Wie die Süddeutsche berichtet, gilt in der Türkei ab sofort ein landesweites Rauchverbot in Restaurants, Kaffeehäusern und Bars. Das Verbot wird seit Sonntag umgesetzt, so dass vielerorts die Aschenbecher aus den Gastronomien verschwunden seien.

In Großstädten wie Istanbul gab es Kontrollen, um zu überprüfen inwieweit sich Gastwirte und Kunden an das neue Gesetz halten. In vielen Gasthäusern hatten die Wirte extra Plakate aufgestellt, um auf die neue Gesetzeslage aufmerksam zu machen.

Vor allen Dingen die Betriebe kann das teuer zu stehen kommen. Während Raucher bei Nichteinhaltung mit umgerechnet 35 Euro geradezu milde bestraft werden, können die Wirte mit Strafen belastet werden, die über 2500 Euro liegen.

In Freiluft-Einrichtungen, also Teegärten oder Freiluftrestaurant darf allerdings auch in Zukunft geraucht werden, wenn Abdeckungen wie Zelte oder Sonnenschirme nicht vorhanden sind. Bei ersten Kontrollen waren vor allen Dingen Meinungsverschiedenheiten darüber, ob bestimmte Bereiche eines Betriebes als Freiluft-Einrichtung gelten oder nicht, an der Tagesordnung.

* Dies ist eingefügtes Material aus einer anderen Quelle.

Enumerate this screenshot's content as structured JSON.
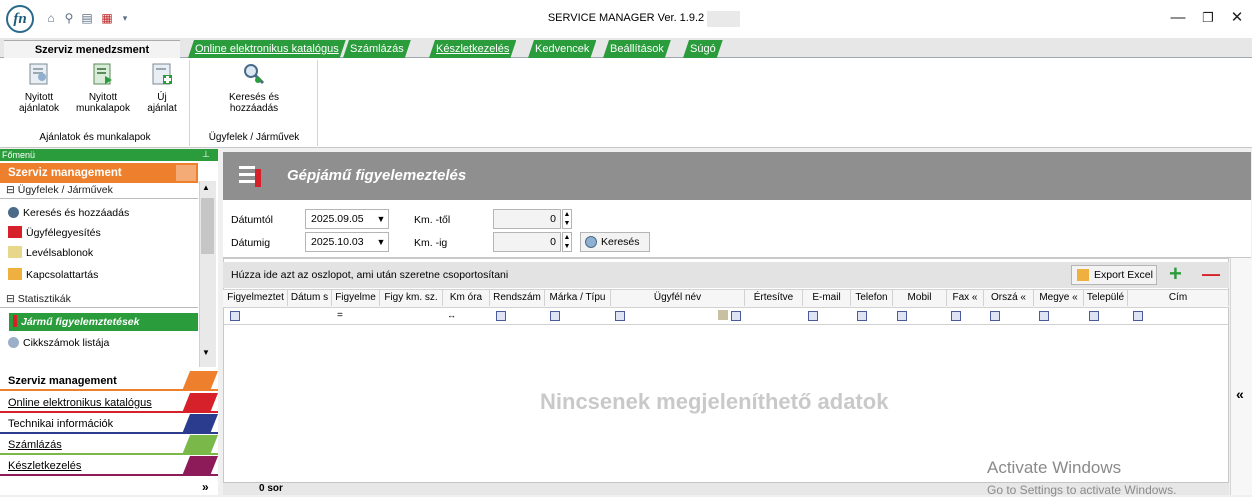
{
  "window": {
    "title": "SERVICE MANAGER Ver. 1.9.2",
    "min_label": "—",
    "max_label": "❐",
    "close_label": "✕"
  },
  "quick_access": [
    "⌂",
    "⚲",
    "▤",
    "▦",
    "▾"
  ],
  "ribbon": {
    "tabs": [
      {
        "label": "Szerviz menedzsment",
        "active": true
      },
      {
        "label": "Online elektronikus katalógus"
      },
      {
        "label": "Számlázás"
      },
      {
        "label": "Készletkezelés"
      },
      {
        "label": "Kedvencek"
      },
      {
        "label": "Beállítások"
      },
      {
        "label": "Súgó"
      }
    ],
    "groups": [
      {
        "label": "Ajánlatok és munkalapok",
        "buttons": [
          {
            "label1": "Nyitott",
            "label2": "ajánlatok"
          },
          {
            "label1": "Nyitott",
            "label2": "munkalapok"
          },
          {
            "label1": "Új",
            "label2": "ajánlat"
          }
        ]
      },
      {
        "label": "Ügyfelek / Járművek",
        "buttons": [
          {
            "label1": "Keresés és",
            "label2": "hozzáadás"
          }
        ]
      }
    ]
  },
  "sidebar": {
    "header": "Főmenü",
    "pin": "⊥",
    "section_title": "Szerviz management",
    "groups": [
      {
        "title": "Ügyfelek / Járművek",
        "items": [
          "Keresés és hozzáadás",
          "Ügyfélegyesítés",
          "Levélsablonok",
          "Kapcsolattartás"
        ]
      },
      {
        "title": "Statisztikák",
        "items": [
          "Jármű figyelemztetések",
          "Cikkszámok listája"
        ]
      }
    ],
    "collapse_glyph": "⊟",
    "scroll_up": "▲",
    "scroll_down": "▼",
    "nav": [
      {
        "label": "Szerviz management",
        "color": "#ee7f2d",
        "bold": true
      },
      {
        "label": "Online elektronikus katalógus",
        "color": "#d6202a"
      },
      {
        "label": "Technikai információk",
        "color": "#2b3c8f"
      },
      {
        "label": "Számlázás",
        "color": "#7bb84a"
      },
      {
        "label": "Készletkezelés",
        "color": "#8d1b5a"
      }
    ],
    "more_glyph": "»"
  },
  "main": {
    "title": "Gépjámű figyelemeztelés",
    "filter": {
      "from_label": "Dátumtól",
      "to_label": "Dátumig",
      "from_value": "2025.09.05",
      "to_value": "2025.10.03",
      "km_from_label": "Km. -től",
      "km_to_label": "Km. -ig",
      "km_from_value": "0",
      "km_to_value": "0",
      "search_label": "Keresés"
    },
    "grid": {
      "group_hint": "Húzza ide azt az oszlopot, ami után szeretne csoportosítani",
      "export_label": "Export Excel",
      "add_glyph": "+",
      "remove_glyph": "—",
      "columns": [
        "Figyelmeztet",
        "Dátum s",
        "Figyelme",
        "Figy km. sz.",
        "Km óra",
        "Rendszám",
        "Márka / Típu",
        "Ügyfél név",
        "Értesítve",
        "E-mail",
        "Telefon",
        "Mobil",
        "Fax «",
        "Orszá «",
        "Megye «",
        "Települé",
        "Cím"
      ],
      "empty_message": "Nincsenek megjeleníthető adatok",
      "footer_count": "0 sor"
    },
    "rail_glyph": "«"
  },
  "watermark": {
    "line1": "Activate Windows",
    "line2": "Go to Settings to activate Windows."
  },
  "colors": {
    "accent_green": "#2a9c3c",
    "accent_orange": "#ee7f2d",
    "header_gray": "#8f8f8f"
  }
}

Verstöße wurden allerdings zunächst mit Verwarnungen und nicht mit Geldstrafen geahndet. Die Großteil der Bevölkerung sieht das Rauchverbot als positiv an. Die Idee eines landesweiten Rauchverbotes in der Türkei stammt von Gesundheitsminister Recep Akdag, der selbst Familienmitglieder durch die Folgen des Rauchens verloren hat.